Policy change puts teachers in spotlight

Though a formality, the Lebanon Board of Education made a policy change recently that could affect hundreds of teachers statewide working to make passing grades.

The policy, officially added to the city school board’s books March 11, is actually one schools across Tennessee have been under for more than a year. The policy, called Teacher Effect Data, deals with how teachers – not students – are graded.

The policy went into effect at the beginning of the last school year and sets a comprehensive standard by which teachers are expected to maintain.

The board added the following language to its policy March 11:

“The evaluation system measures both the quality of each teacher’s work in the classroom (qualitative) as well as what the students learn (quantitative) in order to present a comprehensive picture of the teacher’s effectiveness. Thirty-five percent of the rating is a measure of student growth over a year’s time, and 15 percent of the rating is student achievement relative to state standards.”

According to Lebanon Director of Schools Scott Benson, that 15 percent of the teachers’ overall score is based on how their students perform on the Tennessee Comprehensive Assessment Program exam to be given at the end of April.

“There is definitely more pressure on teachers today and more accountability,” Benson said. “So much is affected in that one snapshot in time on TCAP day. Some of this policy change comes into play based on that one test. It’s difficult.”

According to Benson, two subpar years in a teacher’s career could mean dismissal.

“The definition of teacher inefficiency was expanded by the state legislature last year,” Benson said. “The definition includes two inefficient years, and that could affect tenure status and job status.”

Before the new laws went into effect, teachers could score lower one year and remain consistent the next five to have that grade erased from their file. That’s not the case now.

The board removed the following wording from its policy:

“Teachers may opt to utilize their 1-5 score for another 15 percent of the formal evaluation process with the principal’s agreement.

“If a teacher has multiple year’s data, the three- or two-year average shall be used to calculate the 1-5 TVAAS Composite. If only one year’s data is available, it shall be used to calculate the 1-5 composite. Teacher effect data shall not be retained for use in evaluations for more than the most recent five years.”

According to the Tennessee Board of Education, Tennessee Value-Added Assessment System is a statistical analysis of achievement data that reveals academic growth over time for students and groups of students, such as those in a grade level or in a school. TVAAS is a tool that gives feedback to school leaders and teachers on student progress and assesses the influence of schooling on that progress. It allows districts to follow student achievement over time and provides schools with a longitudinal view of student performance. TVAAS provides valuable information for teams of teachers to inform instructional decisions. TVAAS is not an additional student test, but a tool to help districts make data-driven decisions.

Benson said more pressure is placed on Tennessee teachers than possibly ever before.

“Not just here, but across the state, you will have teachers who will have two years of ineffective scores [at the end of the school year],” Benson said. “It’s not an automatic, and it’s not left for chance, either.
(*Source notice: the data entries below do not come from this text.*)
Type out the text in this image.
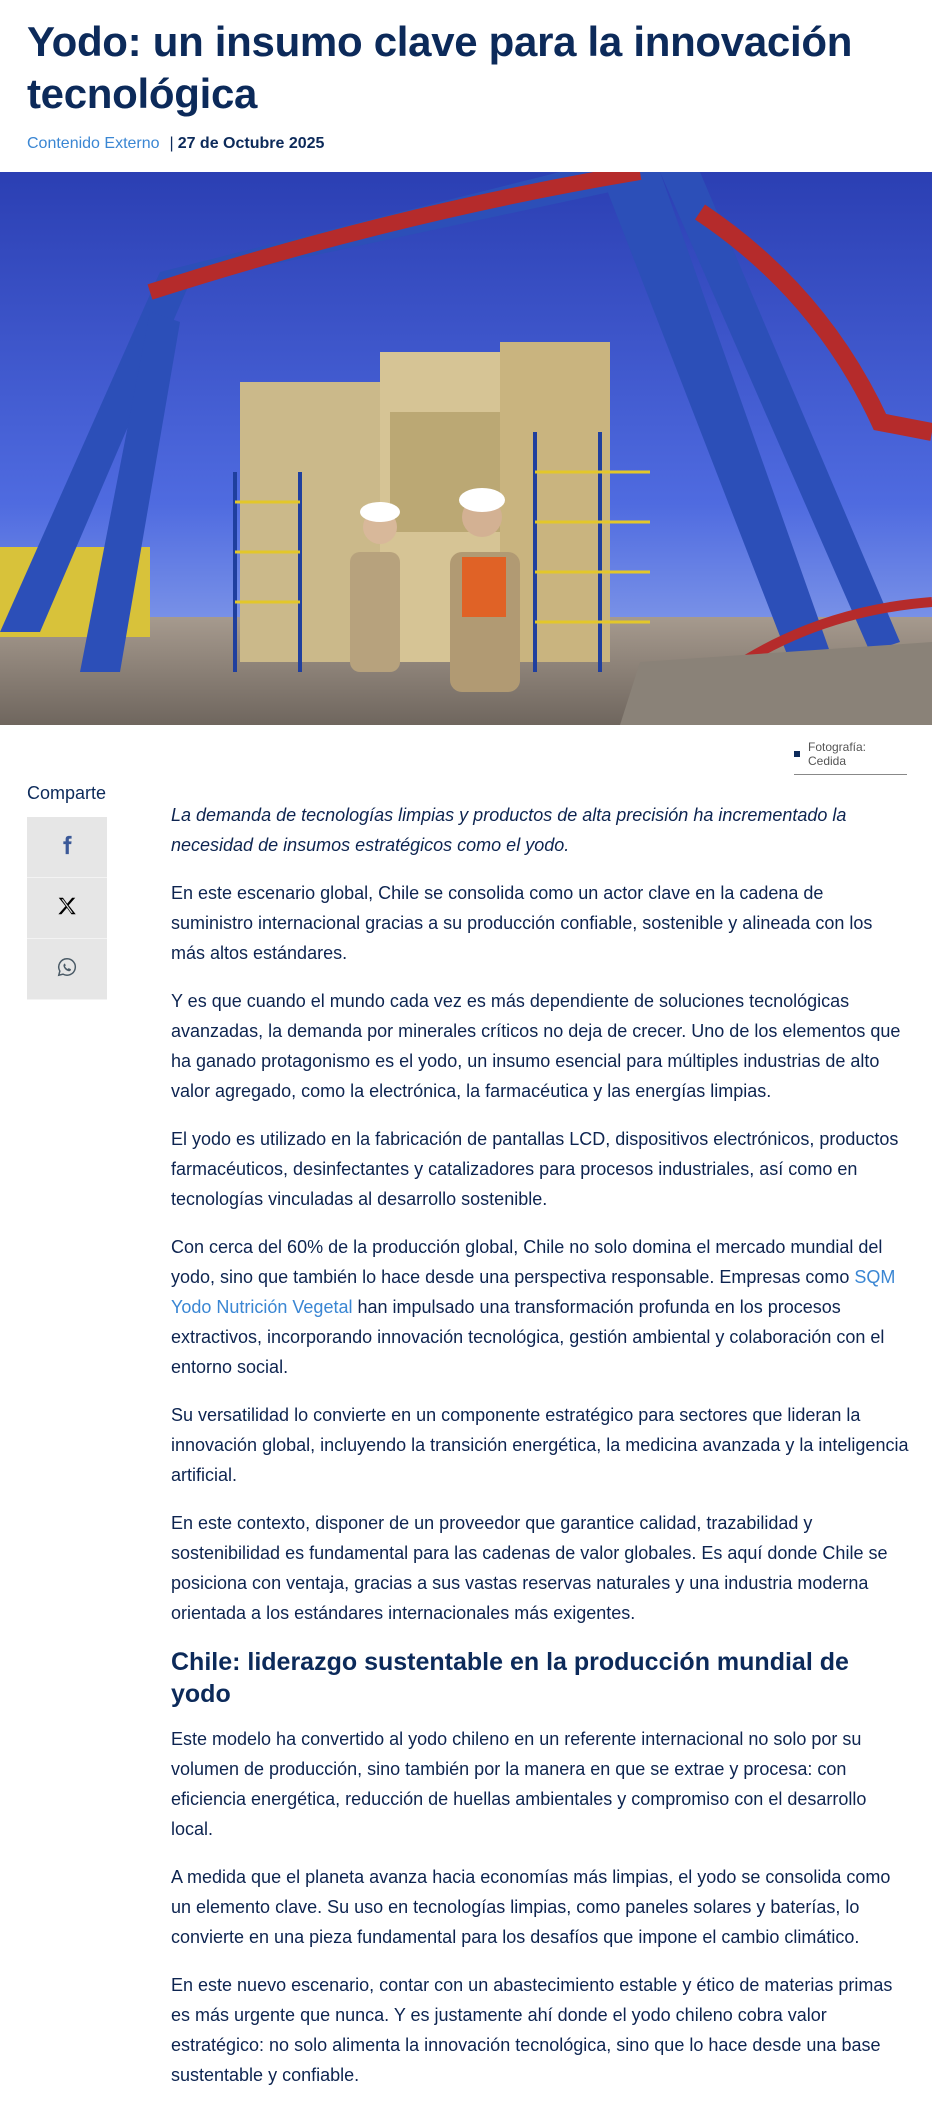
Yodo: un insumo clave para la innovación tecnológica
Contenido Externo | 27 de Octubre 2025
Fotografía: Cedida
Comparte

La demanda de tecnologías limpias y productos de alta precisión ha incrementado la necesidad de insumos estratégicos como el yodo.

En este escenario global, Chile se consolida como un actor clave en la cadena de suministro internacional gracias a su producción confiable, sostenible y alineada con los más altos estándares.

Y es que cuando el mundo cada vez es más dependiente de soluciones tecnológicas avanzadas, la demanda por minerales críticos no deja de crecer. Uno de los elementos que ha ganado protagonismo es el yodo, un insumo esencial para múltiples industrias de alto valor agregado, como la electrónica, la farmacéutica y las energías limpias.

El yodo es utilizado en la fabricación de pantallas LCD, dispositivos electrónicos, productos farmacéuticos, desinfectantes y catalizadores para procesos industriales, así como en tecnologías vinculadas al desarrollo sostenible.

Con cerca del 60% de la producción global, Chile no solo domina el mercado mundial del yodo, sino que también lo hace desde una perspectiva responsable. Empresas como SQM Yodo Nutrición Vegetal han impulsado una transformación profunda en los procesos extractivos, incorporando innovación tecnológica, gestión ambiental y colaboración con el entorno social.

Su versatilidad lo convierte en un componente estratégico para sectores que lideran la innovación global, incluyendo la transición energética, la medicina avanzada y la inteligencia artificial.

En este contexto, disponer de un proveedor que garantice calidad, trazabilidad y sostenibilidad es fundamental para las cadenas de valor globales. Es aquí donde Chile se posiciona con ventaja, gracias a sus vastas reservas naturales y una industria moderna orientada a los estándares internacionales más exigentes.

Chile: liderazgo sustentable en la producción mundial de yodo

Este modelo ha convertido al yodo chileno en un referente internacional no solo por su volumen de producción, sino también por la manera en que se extrae y procesa: con eficiencia energética, reducción de huellas ambientales y compromiso con el desarrollo local.

A medida que el planeta avanza hacia economías más limpias, el yodo se consolida como un elemento clave. Su uso en tecnologías limpias, como paneles solares y baterías, lo convierte en una pieza fundamental para los desafíos que impone el cambio climático.

En este nuevo escenario, contar con un abastecimiento estable y ético de materias primas es más urgente que nunca. Y es justamente ahí donde el yodo chileno cobra valor estratégico: no solo alimenta la innovación tecnológica, sino que lo hace desde una base sustentable y confiable.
If you have ineffective scores as a teacher or a principal, you’re going to do everything you can to bring that up. Teachers and principals are going to seek as much help as they can to bring those scores up. It all comes down to the ultimate outcome, which is student learning.

And low-performance grades among teachers are something they now carry with them for life, which would make it much more difficult to be hired at another Tennessee school.

“If you’re a principal, that’s one of the things you are looking at,” Benson said. These scores are very important.”

Benson said the policy change was necessary but a mere formality since schools were operating under the new system since the beginning of school last year.

“I don’t think it had been updated since the new teacher evaluations were put in place,” he said. “We were getting them in line with those new evaluations that were passed about a year ago. We were updating the board policy to be in compliance with what the state is doing, and what we are doing.”

That same law also requires the TCAP to count as 20 percent of students’ spring semester grade. The purpose was to have students take the test more seriously than in the past since the TCAP is used to measure not only student, but also teacher, principal, school, district and state performance.